I could list all my sins on here if I liked but in the end, it really would not serve its purpose, as He has forgiven me each time I have confessed to Him directly, with a humbled heart.
So, in the end, during Easter, or " Holy week", many people tend to come on out to any church to check them out, and at times, they find themselves returning to the church they visit, while others simply go to church, to just show off their new clothing, and once Easter is done with, they simply go back to living and rarely going back to church at all.
It happens, I know. No one will ever be a saint, even those considered as saints, have had blunders in their own lives, but its not like we are all going to come on out and say," Oh I did this and this the other day."
As I recall, during my childhood years, Easter was a time in which we would get out of the house and go on a retreat, wthout my dad, so it was one of the few times, I would feel safe.
I enjoyed the retreat, as we would see old friends and make new ones, but more so the food they had for us each day.
We would go to farms and milk cows, pet goats and buy milk!
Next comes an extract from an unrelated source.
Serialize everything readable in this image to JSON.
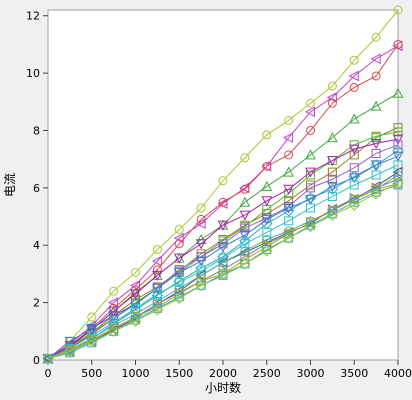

I believe, as a child, we have an easier time accepting things then when we grow older, and mature more.
In the end, Easter, has been turned inside out, and even those who do not believe in God celebrate it, with the Easter bunny and egg hunts. Which is not a bad thing, yet I find it particulary interesting that this goes on, during a festivity that is so focused on a man, who came to earth, and lived among His people, to only rejected, tortured and killed, on behalf of political and religious beliefs.
In the end, I am not here to say to you," Believe!" or "Repent!" less will you see me on the streets hitting people on their heads with a big bible!
This will be the first Easter that my daughter and I will celebrate on our own, without my parents. And I hope to be able to relay the message to her and for her to accept it, or not, but mainly to cherish each moment I have with her before she gets older.
I am not sure I have made any sense, my apologies, just writing down things as they come to mind.
Enjoy this weekend with your loved ones, hold them close, and blessings to all!